Sancho ne voyant plus à combattre, et se ressouvenant que la dépouille était à lui, fouilla les vivants et les morts, sur qui il trouva encore un butin qui lui plut beaucoup, quoiqu’il ne fût pas si considérable que le premier ; il leur laissa néanmoins leurs habits, parce qu’ils ne valaient pas la peine d’être emportés. Pendant qu’il était occupé à cette belle action, Don Quichotte l’avait été à faire lier ceux qui étaient encore en état de défense, et tous deux n’ayant plus rien à faire, Sancho se ressouvint qu’il avait soif, et fit ressouvenir son maître de la même chose.

Ils levèrent en même temps l’armet, Don Quichotte pour aller à la duchesse, et Sancho pour boire. Ce fut là que cette dame les ayant reconnus, en fut en même temps surprise et réjouie. On laisse à penser au lecteur les remerciements qu’elle leur fit, et qu’elle avait en effet sujet de leur faire. Notre héros lui dit, qu’il était le plus heureux de tous les chevaliers, de ce que la fortune lui avait fourni l’occasion de lui rendre service. Qu’il était très fâché du risque qu’elle avait couru, mais aussi qu’il était très réjoui de l’en avoir retirée. Elle remercia aussi Sancho qui lui dit à l’oreille, qu’en peu de temps elle en verrait bien d’autres, puisque les enchanteurs ne les persécutaient plus tant qu’ils avaient fait ; et qu’ils en avaient un du premier ordre avec qui ils avaient contracté amitié. Il n’en voulut pas dire davantage, de crainte d’être entendu de son maître, qui présenta la main à la duchesse, pour la faire descendre de carrosse, pour en ôter le corps de son écuyer. Sancho le voulait encore fouiller, mais il en fut empêché par Don Quichotte, qui lui dit, que ce n’était pas un ennemi, et que par conséquent, ce qu’il avait n’était pas de bonne prise. Il entretint cette dame pendant qu’on raccommodait son train, avec tant de courtoisie et de sagesse, qu’elle ne savait que juger d’un homme qui était effectivement fou, et qui pourtant parlait de si bon sens et se battait avec tant de conduite et de valeur.

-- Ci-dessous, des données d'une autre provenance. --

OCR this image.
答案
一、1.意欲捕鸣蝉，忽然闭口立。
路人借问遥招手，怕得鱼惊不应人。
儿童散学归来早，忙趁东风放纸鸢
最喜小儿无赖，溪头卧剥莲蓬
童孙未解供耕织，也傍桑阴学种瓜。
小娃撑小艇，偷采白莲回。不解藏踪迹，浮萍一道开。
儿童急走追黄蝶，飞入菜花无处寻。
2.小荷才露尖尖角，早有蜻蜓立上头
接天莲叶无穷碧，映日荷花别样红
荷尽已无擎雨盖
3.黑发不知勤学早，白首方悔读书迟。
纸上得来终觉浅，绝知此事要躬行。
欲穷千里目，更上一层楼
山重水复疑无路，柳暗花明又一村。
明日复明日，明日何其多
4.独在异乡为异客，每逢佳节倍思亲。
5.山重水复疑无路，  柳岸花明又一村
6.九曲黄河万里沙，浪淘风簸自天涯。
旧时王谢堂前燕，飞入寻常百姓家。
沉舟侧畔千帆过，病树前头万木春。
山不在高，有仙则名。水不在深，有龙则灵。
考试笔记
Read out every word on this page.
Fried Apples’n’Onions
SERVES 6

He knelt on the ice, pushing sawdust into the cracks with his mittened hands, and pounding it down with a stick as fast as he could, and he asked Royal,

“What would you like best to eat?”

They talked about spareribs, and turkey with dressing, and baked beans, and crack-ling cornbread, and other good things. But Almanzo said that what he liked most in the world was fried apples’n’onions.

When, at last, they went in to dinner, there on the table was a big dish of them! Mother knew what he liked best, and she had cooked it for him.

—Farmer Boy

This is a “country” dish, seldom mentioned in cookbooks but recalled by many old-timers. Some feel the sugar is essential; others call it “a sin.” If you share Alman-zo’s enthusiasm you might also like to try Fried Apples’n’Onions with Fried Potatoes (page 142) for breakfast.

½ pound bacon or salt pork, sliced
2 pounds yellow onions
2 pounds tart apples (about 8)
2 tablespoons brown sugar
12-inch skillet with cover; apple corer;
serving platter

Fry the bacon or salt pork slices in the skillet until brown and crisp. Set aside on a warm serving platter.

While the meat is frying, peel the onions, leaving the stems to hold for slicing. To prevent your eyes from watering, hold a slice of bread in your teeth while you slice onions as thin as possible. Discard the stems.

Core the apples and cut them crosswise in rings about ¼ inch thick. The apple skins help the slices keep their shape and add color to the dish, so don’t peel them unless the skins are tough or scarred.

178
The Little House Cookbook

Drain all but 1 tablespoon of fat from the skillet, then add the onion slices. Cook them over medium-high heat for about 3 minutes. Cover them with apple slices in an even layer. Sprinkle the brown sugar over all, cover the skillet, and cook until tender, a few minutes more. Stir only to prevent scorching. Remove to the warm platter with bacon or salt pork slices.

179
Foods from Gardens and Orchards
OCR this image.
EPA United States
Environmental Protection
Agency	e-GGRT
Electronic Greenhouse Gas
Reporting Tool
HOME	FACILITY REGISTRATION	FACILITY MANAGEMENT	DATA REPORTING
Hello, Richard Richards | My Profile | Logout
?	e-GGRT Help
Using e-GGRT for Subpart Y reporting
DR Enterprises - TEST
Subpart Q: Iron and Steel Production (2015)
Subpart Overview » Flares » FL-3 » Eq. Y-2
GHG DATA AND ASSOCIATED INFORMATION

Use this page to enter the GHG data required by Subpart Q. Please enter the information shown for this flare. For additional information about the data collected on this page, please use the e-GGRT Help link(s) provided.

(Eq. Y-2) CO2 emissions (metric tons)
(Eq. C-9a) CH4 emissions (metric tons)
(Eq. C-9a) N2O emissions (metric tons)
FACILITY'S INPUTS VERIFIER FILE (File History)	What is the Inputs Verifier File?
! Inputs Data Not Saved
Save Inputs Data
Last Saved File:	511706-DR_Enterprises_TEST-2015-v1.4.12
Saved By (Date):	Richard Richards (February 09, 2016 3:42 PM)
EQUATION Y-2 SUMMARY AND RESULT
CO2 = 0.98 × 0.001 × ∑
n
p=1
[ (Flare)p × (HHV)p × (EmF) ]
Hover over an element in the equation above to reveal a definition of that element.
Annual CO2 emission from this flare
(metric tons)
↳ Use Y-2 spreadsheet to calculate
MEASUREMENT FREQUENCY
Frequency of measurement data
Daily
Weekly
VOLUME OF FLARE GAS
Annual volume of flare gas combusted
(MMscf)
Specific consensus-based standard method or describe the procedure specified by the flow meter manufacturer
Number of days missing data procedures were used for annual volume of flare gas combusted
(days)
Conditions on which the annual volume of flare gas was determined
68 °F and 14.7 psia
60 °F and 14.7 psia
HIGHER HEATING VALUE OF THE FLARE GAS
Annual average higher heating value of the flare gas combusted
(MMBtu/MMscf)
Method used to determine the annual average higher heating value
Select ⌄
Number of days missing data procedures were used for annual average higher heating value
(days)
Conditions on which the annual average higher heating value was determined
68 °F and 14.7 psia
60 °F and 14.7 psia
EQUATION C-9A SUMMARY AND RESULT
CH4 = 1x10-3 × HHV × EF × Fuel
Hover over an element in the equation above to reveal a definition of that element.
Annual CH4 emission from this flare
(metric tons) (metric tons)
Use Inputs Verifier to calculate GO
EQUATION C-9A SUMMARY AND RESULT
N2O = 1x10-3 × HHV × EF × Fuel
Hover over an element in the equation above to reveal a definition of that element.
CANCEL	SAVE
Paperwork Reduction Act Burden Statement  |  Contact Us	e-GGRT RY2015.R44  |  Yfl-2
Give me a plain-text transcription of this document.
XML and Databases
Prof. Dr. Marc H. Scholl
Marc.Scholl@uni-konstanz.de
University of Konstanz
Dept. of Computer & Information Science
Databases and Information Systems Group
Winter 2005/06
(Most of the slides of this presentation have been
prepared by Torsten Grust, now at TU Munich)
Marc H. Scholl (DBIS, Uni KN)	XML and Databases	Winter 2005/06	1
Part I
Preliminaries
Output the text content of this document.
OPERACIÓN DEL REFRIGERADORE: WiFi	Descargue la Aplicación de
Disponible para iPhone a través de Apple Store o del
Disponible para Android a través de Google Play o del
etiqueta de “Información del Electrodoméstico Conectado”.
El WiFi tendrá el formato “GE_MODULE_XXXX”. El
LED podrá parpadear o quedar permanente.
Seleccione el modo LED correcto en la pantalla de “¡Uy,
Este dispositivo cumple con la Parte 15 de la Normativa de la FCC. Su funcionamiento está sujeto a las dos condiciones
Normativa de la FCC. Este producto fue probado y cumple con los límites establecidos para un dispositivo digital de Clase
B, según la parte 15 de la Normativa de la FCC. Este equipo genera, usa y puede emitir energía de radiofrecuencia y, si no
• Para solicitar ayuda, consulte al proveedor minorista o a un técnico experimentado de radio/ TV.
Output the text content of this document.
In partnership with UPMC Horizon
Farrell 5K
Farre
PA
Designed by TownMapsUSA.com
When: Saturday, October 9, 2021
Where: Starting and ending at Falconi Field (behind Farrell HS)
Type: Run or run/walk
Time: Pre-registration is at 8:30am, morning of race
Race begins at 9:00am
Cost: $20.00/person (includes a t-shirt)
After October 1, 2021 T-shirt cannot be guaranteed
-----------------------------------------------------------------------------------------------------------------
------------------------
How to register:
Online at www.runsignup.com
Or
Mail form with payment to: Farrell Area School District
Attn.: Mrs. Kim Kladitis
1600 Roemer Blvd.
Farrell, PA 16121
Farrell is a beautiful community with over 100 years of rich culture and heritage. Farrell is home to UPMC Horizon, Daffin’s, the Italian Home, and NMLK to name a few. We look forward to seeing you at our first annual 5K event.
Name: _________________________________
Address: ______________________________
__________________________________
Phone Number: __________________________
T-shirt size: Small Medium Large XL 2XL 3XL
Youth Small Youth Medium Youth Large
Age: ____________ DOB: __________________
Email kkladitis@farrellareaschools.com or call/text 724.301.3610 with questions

Il avait mis pied à terre pour aider à la duchesse à descendre de carrosse, et Sancho n’était point encore remonté sur son cheval, lorsque la duchesse, qui s’informa du duc son époux, ayant appris qu’il était lui-même dans la forêt à la quête des bandits, en eut une vive douleur, craignant qu’il ne s’en trouvât quelqu’un assez déterminé pour aller à lui, comme il en était venu à elle, et cherchant dans sa tête le moyen de le retirer d’un lieu où il courait tant de péril, elle n’en trouva point de meilleur ni de plus facile, que celui de faire tirer plusieurs coups de mousquet, ne doutant pas qu’il ne vînt au feu, comme en effet elle ne se trompa pas. On avait ôté aux six bandits qui l’avaient attaqué[e], leurs armes et leur poudre ; ainsi elle ordonna à ses gens de s’en servir pour tirer coup sur coup. Ils le firent, et Sancho qui voulut à contretemps faire l’officieux, se mit de la partie malgré son serment, de ne rien avoir à démêler avec une arme infernale. Il ne savait par où s’y prendre, mais sa vaine gloire ne lui permit pas d’avouer son ignorance.